Is this a long covid or just getting old?

Is this a long covid or just getting old?

You’re middle-aged with new symptoms after a COVID infection—fatigue, brain fog, joint pain. Is debt COVID? Or are you just getting old?

If you’ve wondered, you’re not alone.

“That’s the thing,” said Dr. Alba Miranda Azola, co-director of the long-standing COVID-19 clinic at the Johns Hopkins University School of Medicine. Wealth.

Given that the world has officially seen barely 650 million of recorded cases of COVID– and that about 10% of the world’s population is 65 or older—aging and long-term COVID will inevitably intersect. This is especially true considering that the aging process for many becomes visible at the beginning early middle ages.

As patients get older, “I think it gets a little cloudy,” Azola said.

There are currently no official diagnostic criteria for long-term COVID. Even the definition of the condition varies depending on who you talk to, though it’s generally considered new symptoms that start during or appear after a COVID infection and last for weeks or months.

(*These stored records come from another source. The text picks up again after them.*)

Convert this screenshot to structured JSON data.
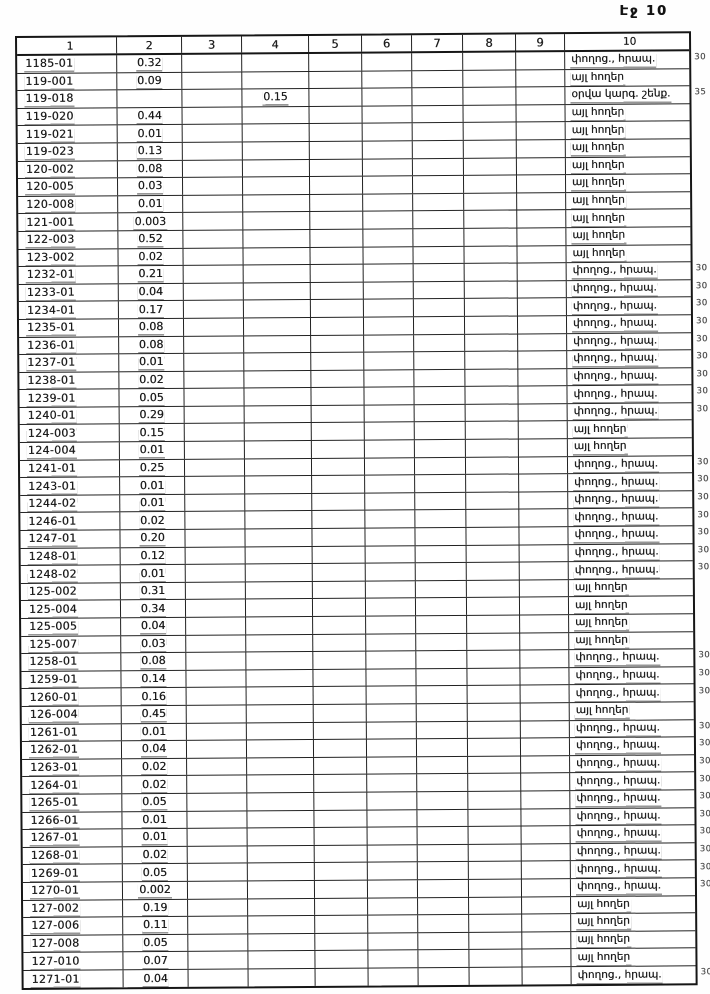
{
  "page": {
    "header_label": "Էջ 10"
  },
  "table": {
    "column_headers": [
      "1",
      "2",
      "3",
      "4",
      "5",
      "6",
      "7",
      "8",
      "9",
      "10"
    ],
    "rows": [
      {
        "code": "1185-01",
        "area": "0.32",
        "col4": "",
        "land_use": "փողոց., հրապ.",
        "note": "30"
      },
      {
        "code": "119-001",
        "area": "0.09",
        "col4": "",
        "land_use": "այլ հողեր",
        "note": ""
      },
      {
        "code": "119-018",
        "area": "",
        "col4": "0.15",
        "land_use": "օրվա կարգ. շենք.",
        "note": "35"
      },
      {
        "code": "119-020",
        "area": "0.44",
        "col4": "",
        "land_use": "այլ հողեր",
        "note": ""
      },
      {
        "code": "119-021",
        "area": "0.01",
        "col4": "",
        "land_use": "այլ հողեր",
        "note": ""
      },
      {
        "code": "119-023",
        "area": "0.13",
        "col4": "",
        "land_use": "այլ հողեր",
        "note": ""
      },
      {
        "code": "120-002",
        "area": "0.08",
        "col4": "",
        "land_use": "այլ հողեր",
        "note": ""
      },
      {
        "code": "120-005",
        "area": "0.03",
        "col4": "",
        "land_use": "այլ հողեր",
        "note": ""
      },
      {
        "code": "120-008",
        "area": "0.01",
        "col4": "",
        "land_use": "այլ հողեր",
        "note": ""
      },
      {
        "code": "121-001",
        "area": "0.003",
        "col4": "",
        "land_use": "այլ հողեր",
        "note": ""
      },
      {
        "code": "122-003",
        "area": "0.52",
        "col4": "",
        "land_use": "այլ հողեր",
        "note": ""
      },
      {
        "code": "123-002",
        "area": "0.02",
        "col4": "",
        "land_use": "այլ հողեր",
        "note": ""
      },
      {
        "code": "1232-01",
        "area": "0.21",
        "col4": "",
        "land_use": "փողոց., հրապ.",
        "note": "30"
      },
      {
        "code": "1233-01",
        "area": "0.04",
        "col4": "",
        "land_use": "փողոց., հրապ.",
        "note": "30"
      },
      {
        "code": "1234-01",
        "area": "0.17",
        "col4": "",
        "land_use": "փողոց., հրապ.",
        "note": "30"
      },
      {
        "code": "1235-01",
        "area": "0.08",
        "col4": "",
        "land_use": "փողոց., հրապ.",
        "note": "30"
      },
      {
        "code": "1236-01",
        "area": "0.08",
        "col4": "",
        "land_use": "փողոց., հրապ.",
        "note": "30"
      },
      {
        "code": "1237-01",
        "area": "0.01",
        "col4": "",
        "land_use": "փողոց., հրապ.",
        "note": "30"
      },
      {
        "code": "1238-01",
        "area": "0.02",
        "col4": "",
        "land_use": "փողոց., հրապ.",
        "note": "30"
      },
      {
        "code": "1239-01",
        "area": "0.05",
        "col4": "",
        "land_use": "փողոց., հրապ.",
        "note": "30"
      },
      {
        "code": "1240-01",
        "area": "0.29",
        "col4": "",
        "land_use": "փողոց., հրապ.",
        "note": "30"
      },
      {
        "code": "124-003",
        "area": "0.15",
        "col4": "",
        "land_use": "այլ հողեր",
        "note": ""
      },
      {
        "code": "124-004",
        "area": "0.01",
        "col4": "",
        "land_use": "այլ հողեր",
        "note": ""
      },
      {
        "code": "1241-01",
        "area": "0.25",
        "col4": "",
        "land_use": "փողոց., հրապ.",
        "note": "30"
      },
      {
        "code": "1243-01",
        "area": "0.01",
        "col4": "",
        "land_use": "փողոց., հրապ.",
        "note": "30"
      },
      {
        "code": "1244-02",
        "area": "0.01",
        "col4": "",
        "land_use": "փողոց., հրապ.",
        "note": "30"
      },
      {
        "code": "1246-01",
        "area": "0.02",
        "col4": "",
        "land_use": "փողոց., հրապ.",
        "note": "30"
      },
      {
        "code": "1247-01",
        "area": "0.20",
        "col4": "",
        "land_use": "փողոց., հրապ.",
        "note": "30"
      },
      {
        "code": "1248-01",
        "area": "0.12",
        "col4": "",
        "land_use": "փողոց., հրապ.",
        "note": "30"
      },
      {
        "code": "1248-02",
        "area": "0.01",
        "col4": "",
        "land_use": "փողոց., հրապ.",
        "note": "30"
      },
      {
        "code": "125-002",
        "area": "0.31",
        "col4": "",
        "land_use": "այլ հողեր",
        "note": ""
      },
      {
        "code": "125-004",
        "area": "0.34",
        "col4": "",
        "land_use": "այլ հողեր",
        "note": ""
      },
      {
        "code": "125-005",
        "area": "0.04",
        "col4": "",
        "land_use": "այլ հողեր",
        "note": ""
      },
      {
        "code": "125-007",
        "area": "0.03",
        "col4": "",
        "land_use": "այլ հողեր",
        "note": ""
      },
      {
        "code": "1258-01",
        "area": "0.08",
        "col4": "",
        "land_use": "փողոց., հրապ.",
        "note": "30"
      },
      {
        "code": "1259-01",
        "area": "0.14",
        "col4": "",
        "land_use": "փողոց., հրապ.",
        "note": "30"
      },
      {
        "code": "1260-01",
        "area": "0.16",
        "col4": "",
        "land_use": "փողոց., հրապ.",
        "note": "30"
      },
      {
        "code": "126-004",
        "area": "0.45",
        "col4": "",
        "land_use": "այլ հողեր",
        "note": ""
      },
      {
        "code": "1261-01",
        "area": "0.01",
        "col4": "",
        "land_use": "փողոց., հրապ.",
        "note": "30"
      },
      {
        "code": "1262-01",
        "area": "0.04",
        "col4": "",
        "land_use": "փողոց., հրապ.",
        "note": "30"
      },
      {
        "code": "1263-01",
        "area": "0.02",
        "col4": "",
        "land_use": "փողոց., հրապ.",
        "note": "30"
      },
      {
        "code": "1264-01",
        "area": "0.02",
        "col4": "",
        "land_use": "փողոց., հրապ.",
        "note": "30"
      },
      {
        "code": "1265-01",
        "area": "0.05",
        "col4": "",
        "land_use": "փողոց., հրապ.",
        "note": "30"
      },
      {
        "code": "1266-01",
        "area": "0.01",
        "col4": "",
        "land_use": "փողոց., հրապ.",
        "note": "30"
      },
      {
        "code": "1267-01",
        "area": "0.01",
        "col4": "",
        "land_use": "փողոց., հրապ.",
        "note": "30"
      },
      {
        "code": "1268-01",
        "area": "0.02",
        "col4": "",
        "land_use": "փողոց., հրապ.",
        "note": "30"
      },
      {
        "code": "1269-01",
        "area": "0.05",
        "col4": "",
        "land_use": "փողոց., հրապ.",
        "note": "30"
      },
      {
        "code": "1270-01",
        "area": "0.002",
        "col4": "",
        "land_use": "փողոց., հրապ.",
        "note": "30"
      },
      {
        "code": "127-002",
        "area": "0.19",
        "col4": "",
        "land_use": "այլ հողեր",
        "note": ""
      },
      {
        "code": "127-006",
        "area": "0.11",
        "col4": "",
        "land_use": "այլ հողեր",
        "note": ""
      },
      {
        "code": "127-008",
        "area": "0.05",
        "col4": "",
        "land_use": "այլ հողեր",
        "note": ""
      },
      {
        "code": "127-010",
        "area": "0.07",
        "col4": "",
        "land_use": "այլ հողեր",
        "note": ""
      },
      {
        "code": "1271-01",
        "area": "0.04",
        "col4": "",
        "land_use": "փողոց., հրապ.",
        "note": "30"
      }
    ]
  }
}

More complicated, the symptoms and timing of aging can vary greatly due to genetic and environmental factors. So it’s not possible to say definitively whether your new symptoms are due to aging or long-term COVID, both or neither, Azola and other experts say.

“Could the debt be COVID? The short answer is yes,” she said. “But it’s hard to tease out whether it’s long-term COVID or whether other things are contributing.”

‘The chicken or the egg?’ dilemma

WITH more than 200 identified symptoms— from lingering coughs and fatigue to ear numbness and the feeling that “the brain is on fire” — long-term COVID is undoubtedly not one but multiple conditions, experts say.

True long-term COVID, many argue, is best defined as a chronic fatigue syndrome-like condition that develops after infection with COVID, similar to other post-viral syndromes that can occur after infection with herpes, Lyme disease, and Ebola, among others.

Other post-COVID complications such as organ damage should not be defined as long-term COVID and would fit better under the larger umbrella category of PASC, experts say. Also known as post-acute consequences of COVID-19the term is used to encompass a wide range of consequences of COVID, from chronic fatigue-like symptoms and the aftermath heart disease to permanent lung damage to strange new symptoms such as urinary incontinence, itching and skin lesions.

Signs of aging can overlap with a long illness of COVID-19, or so it seems. These often include back and neck pain, osteoarthritis, chronic obstructive pulmonary disease and dementia, among others. according to the World Health Organizationnear fatigue.

Officially diagnosed or not, it is estimated that almost 60% of the world’s population is infected with COVID, according to Institute for Health Metrics and Evaluation at the University of Washington. Now that most of the world’s citizens have experienced the virus, it’s difficult to determine what new symptoms and conditions the virus has caused or contributed to, said Dr. Nir Goldstein, a pulmonologist at National Jewish Health in Denver who directs the long-term hospital clinic..

“From a clinical perspective, it becomes challenging to temporally define causality,” he told za Wealth.

Time as an indicator

Symptoms of aging usually appear gradually, said Dr. Panagis Galiatsatos, an assistant professor in the Johns Hopkins Division of Pulmonary and Critical Care Medicine who sees long-term COVID patients. Wealth. Not so with the long COVID.

“There really is a big difference between ‘Before I felt like this’ and ‘After I felt like this,'” he said regarding the lingering symptoms of COVID after a COVID infection. “I don’t think too many people confuse their symptoms with aging.”

“Many patients will tell you they feel like they’ve aged after COVID,” he added.

At Azola, there are many elderly patients who have been less active in the last two years due to pandemic restrictions, and now complain that exercise is exhausting. Reduced activity during the pandemic — not the virus — could be to blame for at least some of their symptoms, she said.

“The elderly population experiences a combination of reduced activity during years of isolation and then deconditioning,” she said.

“Most respond well to more physical approaches to activity progression” or physical therapy, she said.

For now, it doesn’t matter what’s causing your symptoms, experts say, since no treatments have been approved specifically for long-term COVID. Doctors treat the symptoms, regardless of the cause.

Ultimately, the cause of symptoms could matter if the exact mechanisms behind long-lasting COVID are determined and treatments are developed, Goldstein said.

“But at this point, practically, it’s not,” he said.